Добавить в цитаты Настройки чтения

Страница 2 из 3



– А Бекмурзин так свою половину вообще нежно называет – «Эфочка»!

– Да, красиво-то как! – ерничал начальник штаба Филиппов.

– Самая ядовитая гадюка в мире! Только пока маленькая – провел краткий ликбез по рептилологии сам Бекмурзин, пояснив красивое имечко своим малосведущим приятелям.

– А она знает, жена-то твоя, про эфу? – заинтересовано спросил Милкин.

– Конечно, она отличницей всегда была, опять же – врач, как-никак, но думает, что я – шучу!

– А ты – нет!? Всерьез!? И еще – жив? – ужаснулся Милкин, – Значит – не самая! – уверенно заключил он.

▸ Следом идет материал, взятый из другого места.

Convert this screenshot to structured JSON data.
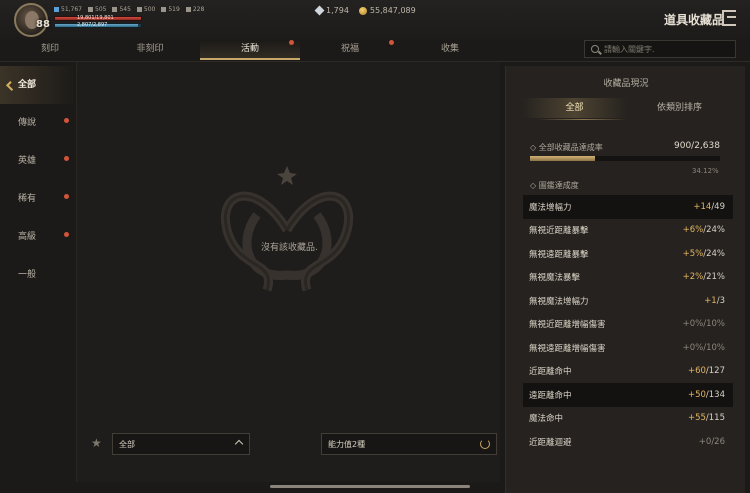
{
  "player": {
    "level": "88",
    "stats": [
      "51,767",
      "505",
      "545",
      "500",
      "519",
      "228"
    ],
    "hp_text": "19,801/19,801",
    "mp_text": "2,807/2,897"
  },
  "currency": {
    "diamonds": "1,794",
    "gold": "55,847,089"
  },
  "header": {
    "title": "道具收藏品"
  },
  "tabs": [
    {
      "label": "刻印",
      "active": false,
      "dot": false
    },
    {
      "label": "非刻印",
      "active": false,
      "dot": false
    },
    {
      "label": "活動",
      "active": true,
      "dot": true
    },
    {
      "label": "祝福",
      "active": false,
      "dot": true
    },
    {
      "label": "收集",
      "active": false,
      "dot": false
    }
  ],
  "search": {
    "placeholder": "請輸入關鍵字."
  },
  "sidebar": {
    "items": [
      {
        "label": "全部",
        "active": true,
        "dot": false
      },
      {
        "label": "傳說",
        "active": false,
        "dot": true
      },
      {
        "label": "英雄",
        "active": false,
        "dot": true
      },
      {
        "label": "稀有",
        "active": false,
        "dot": true
      },
      {
        "label": "高級",
        "active": false,
        "dot": true
      },
      {
        "label": "一般",
        "active": false,
        "dot": false
      }
    ]
  },
  "main": {
    "empty_text": "沒有該收藏品.",
    "filter_label": "全部",
    "ability_label": "能力值2種"
  },
  "panel": {
    "title": "收藏品現況",
    "seg_all": "全部",
    "seg_sort": "依類別排序",
    "rate_label": "全部收藏品達成率",
    "rate_value": "900/2,638",
    "rate_fraction": 0.3412,
    "rate_pct": "34.12%",
    "codex_label": "圖鑑達成度",
    "rows": [
      {
        "name": "魔法增幅力",
        "gain": "+14",
        "rest": "/49",
        "hl": true,
        "active": true
      },
      {
        "name": "無視近距離暴擊",
        "gain": "+6%",
        "rest": "/24%",
        "hl": false,
        "active": true
      },
      {
        "name": "無視遠距離暴擊",
        "gain": "+5%",
        "rest": "/24%",
        "hl": false,
        "active": true
      },
      {
        "name": "無視魔法暴擊",
        "gain": "+2%",
        "rest": "/21%",
        "hl": false,
        "active": true
      },
      {
        "name": "無視魔法增幅力",
        "gain": "+1",
        "rest": "/3",
        "hl": false,
        "active": true
      },
      {
        "name": "無視近距離增幅傷害",
        "gain": "+0%",
        "rest": "/10%",
        "hl": false,
        "active": false
      },
      {
        "name": "無視遠距離增幅傷害",
        "gain": "+0%",
        "rest": "/10%",
        "hl": false,
        "active": false
      },
      {
        "name": "近距離命中",
        "gain": "+60",
        "rest": "/127",
        "hl": false,
        "active": true
      },
      {
        "name": "遠距離命中",
        "gain": "+50",
        "rest": "/134",
        "hl": true,
        "active": true
      },
      {
        "name": "魔法命中",
        "gain": "+55",
        "rest": "/115",
        "hl": false,
        "active": true
      },
      {
        "name": "近距離迴避",
        "gain": "+0",
        "rest": "/26",
        "hl": false,
        "active": false
      }
    ]
  },
  "colors": {
    "accent": "#c8a86a",
    "alert_dot": "#d2553a",
    "gain": "#e3b562"
  }
}
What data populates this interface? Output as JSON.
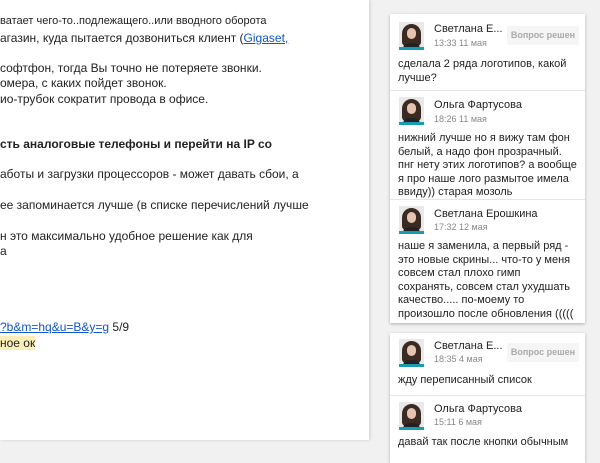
{
  "document": {
    "lines": [
      "ватает чего-то..подлежащего..или вводного оборота",
      "агазин, куда пытается дозвониться клиент (",
      "софтфон, тогда Вы точно не потеряете звонки.",
      "омера, с каких пойдет звонок.",
      "ио-трубок сократит провода в офисе.",
      "сть аналоговые телефоны и перейти на IP со",
      "аботы и загрузки процессоров - может давать сбои, а",
      "ее запоминается лучше (в списке перечислений лучше",
      "н это максимально удобное решение как для",
      "а"
    ],
    "link_gigaset": "Gigaset,",
    "url_text": "?b&m=hq&u=B&y=g",
    "page_count": " 5/9",
    "highlight_text": "ное ок"
  },
  "threads": [
    {
      "comments": [
        {
          "author": "Светлана Е...",
          "time": "13:33 11 мая",
          "resolve": "Вопрос решен",
          "text": "сделала 2 ряда логотипов, какой лучше?"
        },
        {
          "author": "Ольга Фартусова",
          "time": "18:26 11 мая",
          "text": "нижний лучше но я вижу там фон белый, а надо фон прозрачный. пнг нету этих логотипов? а вообще я про наше лого размытое имела ввиду)) старая мозоль"
        },
        {
          "author": "Светлана Ерошкина",
          "time": "17:32 12 мая",
          "text": "наше я заменила, а первый ряд - это новые скрины... что-то у меня совсем стал плохо гимп сохранять, совсем стал ухудшать качество..... по-моему то произошло после обновления ((((("
        }
      ]
    },
    {
      "comments": [
        {
          "author": "Светлана Е...",
          "time": "18:35 4 мая",
          "resolve": "Вопрос решен",
          "text": "жду переписанный список"
        },
        {
          "author": "Ольга Фартусова",
          "time": "15:11 6 мая",
          "text": "давай так после кнопки обычным"
        }
      ]
    }
  ]
}
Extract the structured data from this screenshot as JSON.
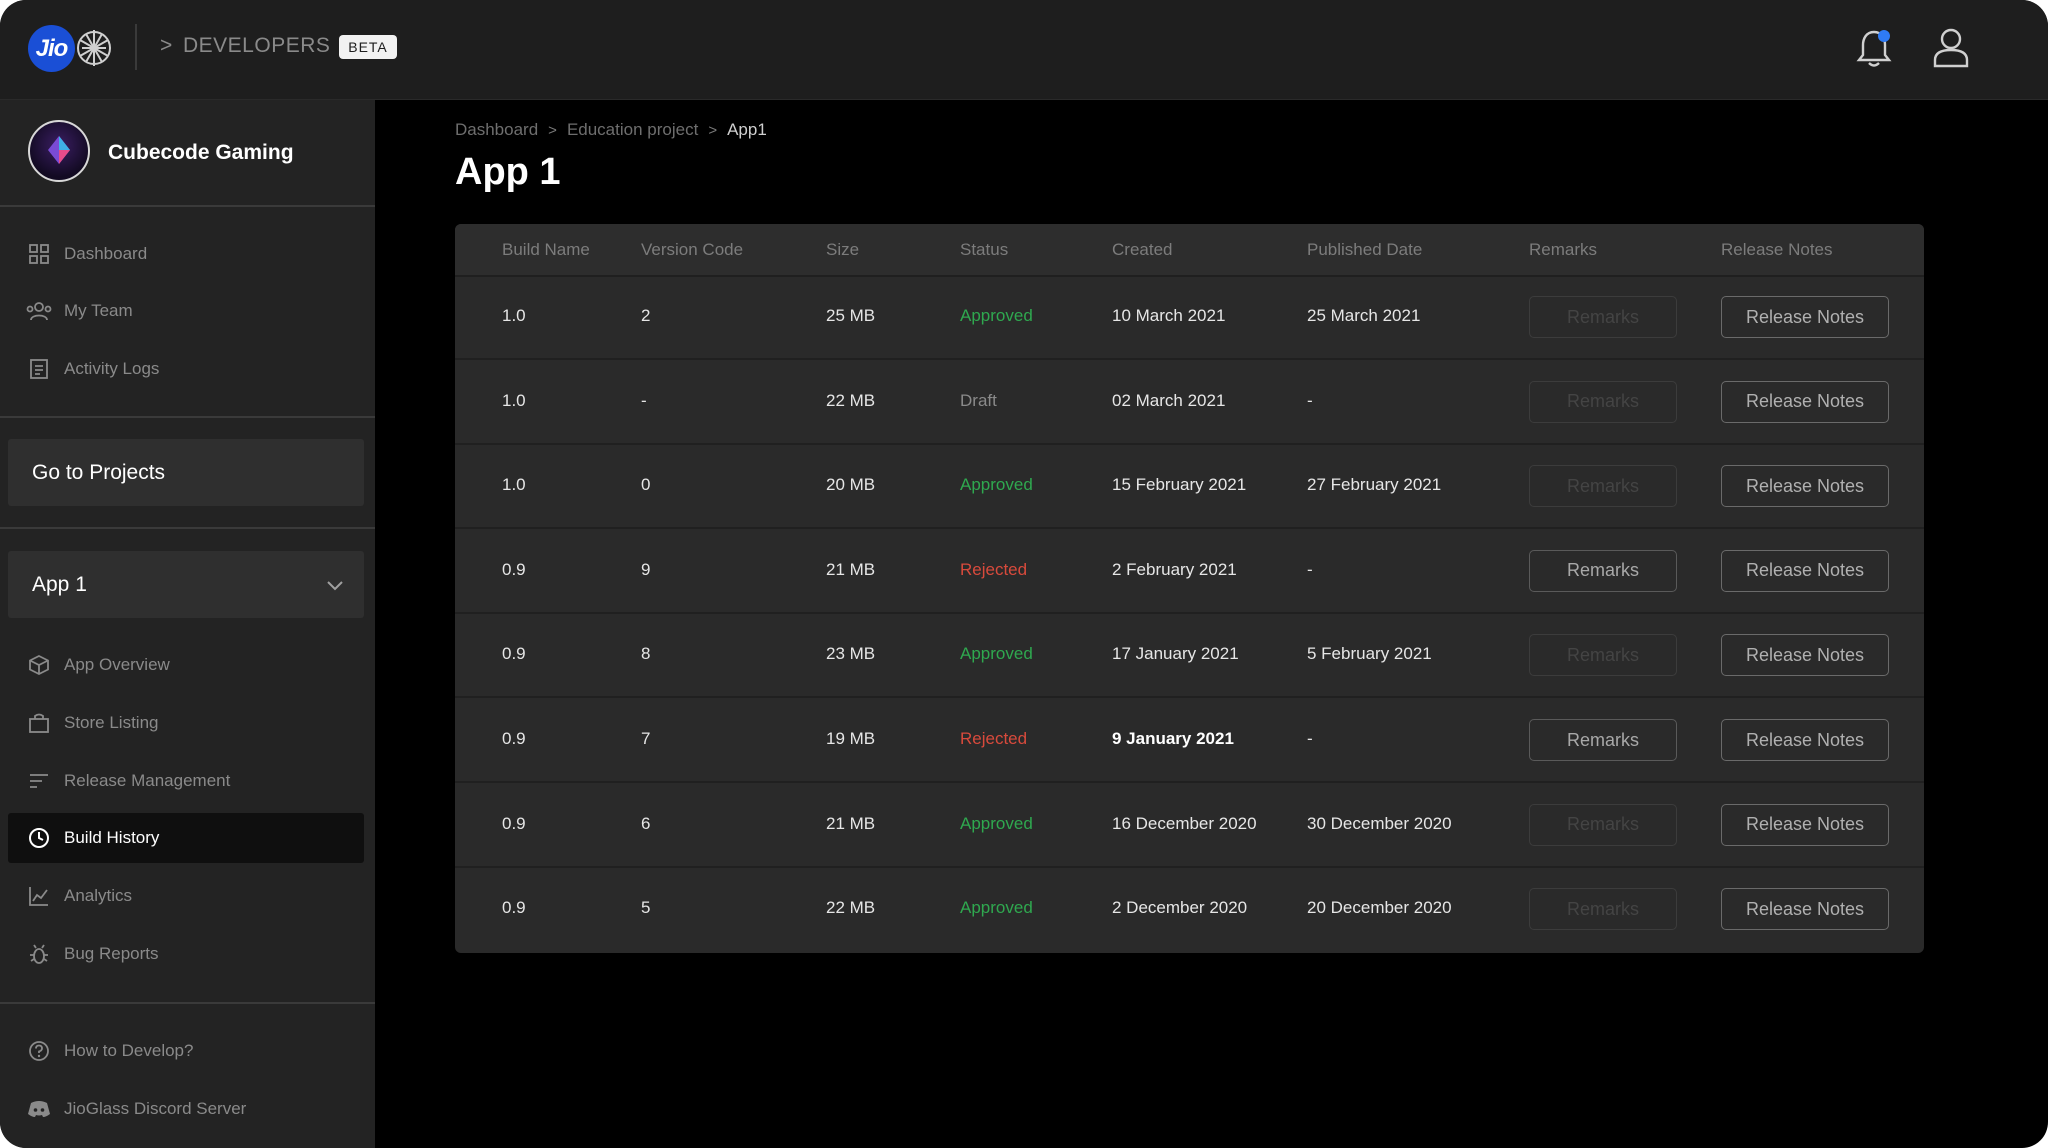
{
  "header": {
    "logo_text": "Jio",
    "prompt": ">",
    "developers_label": "DEVELOPERS",
    "beta_label": "BETA"
  },
  "sidebar": {
    "org_name": "Cubecode Gaming",
    "top_items": [
      {
        "label": "Dashboard",
        "icon": "dashboard-icon"
      },
      {
        "label": "My Team",
        "icon": "team-icon"
      },
      {
        "label": "Activity Logs",
        "icon": "activity-logs-icon"
      }
    ],
    "goto_projects": "Go to Projects",
    "app_select": "App 1",
    "app_items": [
      {
        "label": "App Overview",
        "icon": "cube-icon"
      },
      {
        "label": "Store Listing",
        "icon": "store-icon"
      },
      {
        "label": "Release Management",
        "icon": "release-icon"
      },
      {
        "label": "Build History",
        "icon": "history-icon",
        "active": true
      },
      {
        "label": "Analytics",
        "icon": "analytics-icon"
      },
      {
        "label": "Bug Reports",
        "icon": "bug-icon"
      }
    ],
    "bottom_items": [
      {
        "label": "How to Develop?",
        "icon": "help-icon"
      },
      {
        "label": "JioGlass Discord Server",
        "icon": "discord-icon"
      }
    ]
  },
  "breadcrumb": [
    "Dashboard",
    "Education project",
    "App1"
  ],
  "page_title": "App 1",
  "table": {
    "columns": [
      "Build Name",
      "Version Code",
      "Size",
      "Status",
      "Created",
      "Published Date",
      "Remarks",
      "Release Notes"
    ],
    "remarks_label": "Remarks",
    "notes_label": "Release Notes",
    "rows": [
      {
        "build": "1.0",
        "version": "2",
        "size": "25 MB",
        "status": "Approved",
        "created": "10 March 2021",
        "published": "25 March 2021",
        "remarks_enabled": false
      },
      {
        "build": "1.0",
        "version": "-",
        "size": "22 MB",
        "status": "Draft",
        "created": "02 March 2021",
        "published": "-",
        "remarks_enabled": false
      },
      {
        "build": "1.0",
        "version": "0",
        "size": "20 MB",
        "status": "Approved",
        "created": "15 February 2021",
        "published": "27 February 2021",
        "remarks_enabled": false
      },
      {
        "build": "0.9",
        "version": "9",
        "size": "21 MB",
        "status": "Rejected",
        "created": "2 February 2021",
        "published": "-",
        "remarks_enabled": true
      },
      {
        "build": "0.9",
        "version": "8",
        "size": "23 MB",
        "status": "Approved",
        "created": "17 January 2021",
        "published": "5 February 2021",
        "remarks_enabled": false
      },
      {
        "build": "0.9",
        "version": "7",
        "size": "19 MB",
        "status": "Rejected",
        "created": "9 January 2021",
        "published": "-",
        "remarks_enabled": true
      },
      {
        "build": "0.9",
        "version": "6",
        "size": "21 MB",
        "status": "Approved",
        "created": "16 December 2020",
        "published": "30 December 2020",
        "remarks_enabled": false
      },
      {
        "build": "0.9",
        "version": "5",
        "size": "22 MB",
        "status": "Approved",
        "created": "2 December 2020",
        "published": "20 December 2020",
        "remarks_enabled": false
      }
    ]
  },
  "colors": {
    "approved": "#2fa84f",
    "rejected": "#d84a3c",
    "jio_blue": "#1a4fd6"
  }
}
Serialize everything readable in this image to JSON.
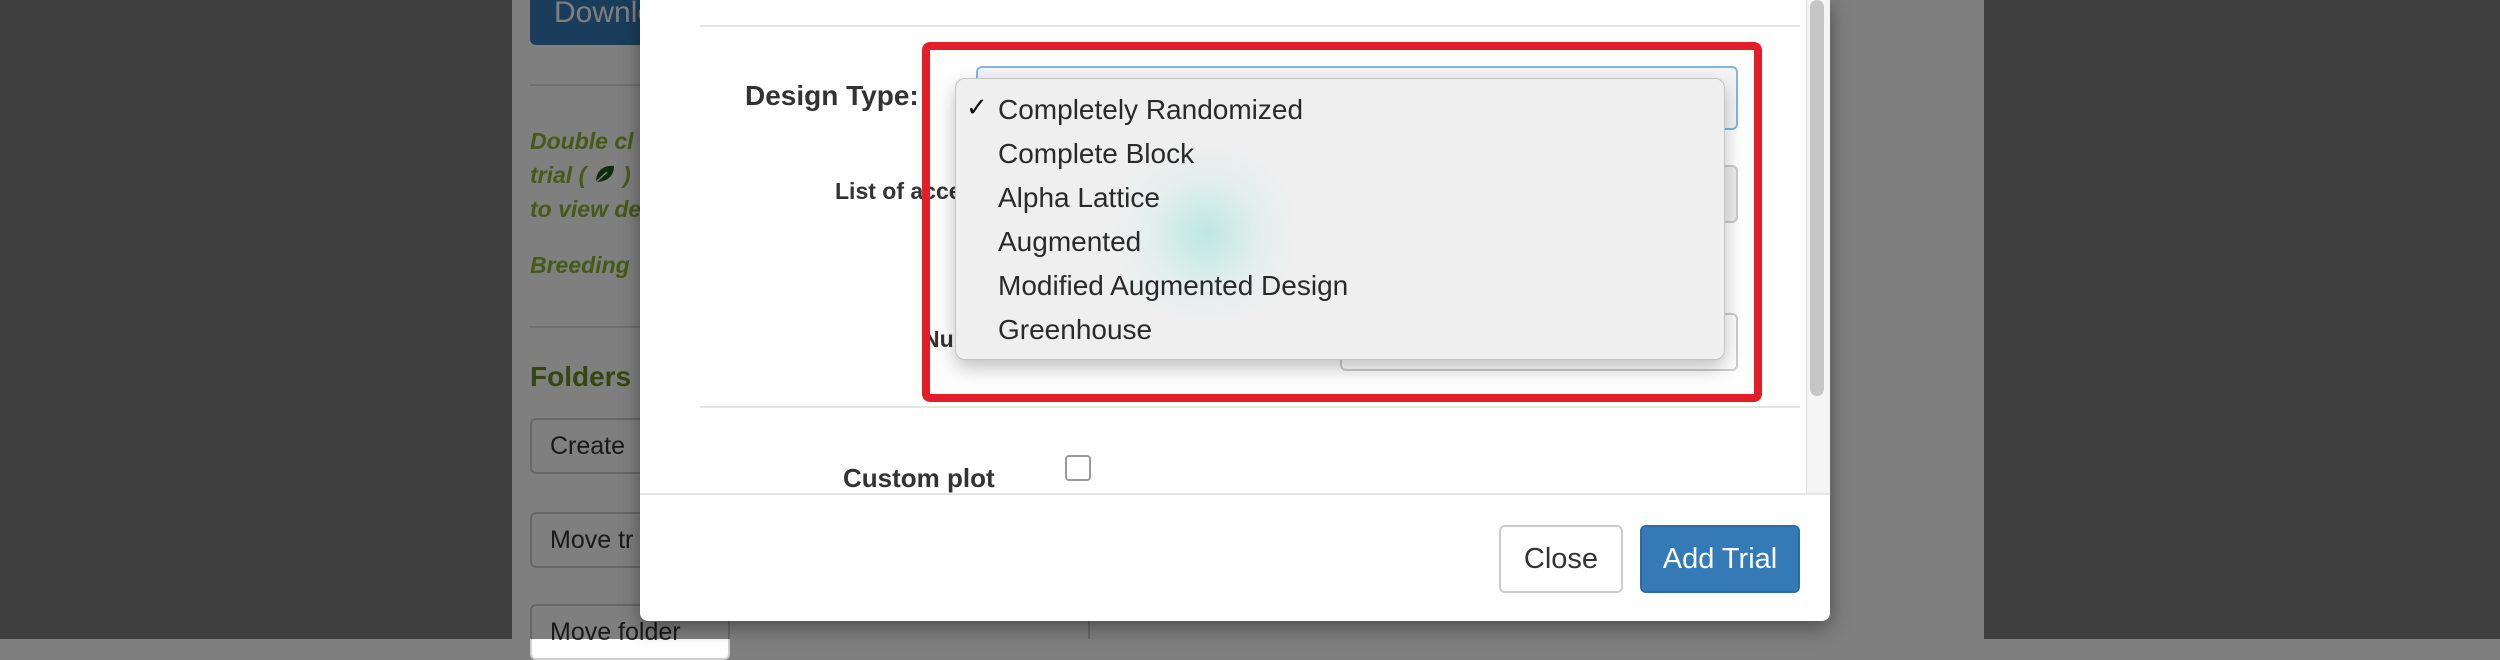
{
  "background": {
    "download_button": "Download",
    "help_text": [
      "Double cl",
      "trial ( ",
      " )",
      "to view de"
    ],
    "breeding_text": "Breeding",
    "folders_heading": "Folders",
    "buttons": [
      "Create",
      "Move tr",
      "Move folder"
    ]
  },
  "modal": {
    "design_type_label": "Design Type:",
    "accessions_label": "List of acce",
    "num_label": "Nu",
    "custom_plot_label": "Custom plot",
    "design_dropdown": {
      "selected": "Completely Randomized",
      "options": [
        "Completely Randomized",
        "Complete Block",
        "Alpha Lattice",
        "Augmented",
        "Modified Augmented Design",
        "Greenhouse"
      ]
    },
    "footer": {
      "close_label": "Close",
      "add_trial_label": "Add Trial"
    }
  },
  "colors": {
    "highlight": "#e41e26",
    "primary_button": "#337ab7",
    "help_text_green": "#8bb42a"
  }
}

Комдив отключил телефон, пробурчал что-то под нос и потащил с вешалки шинель.

– И еще – личная просьба – не к подчиненным, а к друзьям и коллегам: На портьте хоть вы мне сегодня праздничное настроение! Не беспокойтесь, найдется кому и без вас! (вот за такие предварительные изречения одноклассники его в училище звали скромно – Пророк)

– Ну уж как будто! – деланно, хором, обиделись «флотоводцы» на своего начальника и флагмана.

На удивление, никаких подвигов и «чепух», в смысле – всяких чрезвычайных и экстраординарных событий по личному составу к утру не обнаружилось. Подвигов и приключений орлы не сотворили, даже славная милиция сегодня не взяла в плен ни одного из развеселых контрактников за большие и малые подвиги! И то ладно!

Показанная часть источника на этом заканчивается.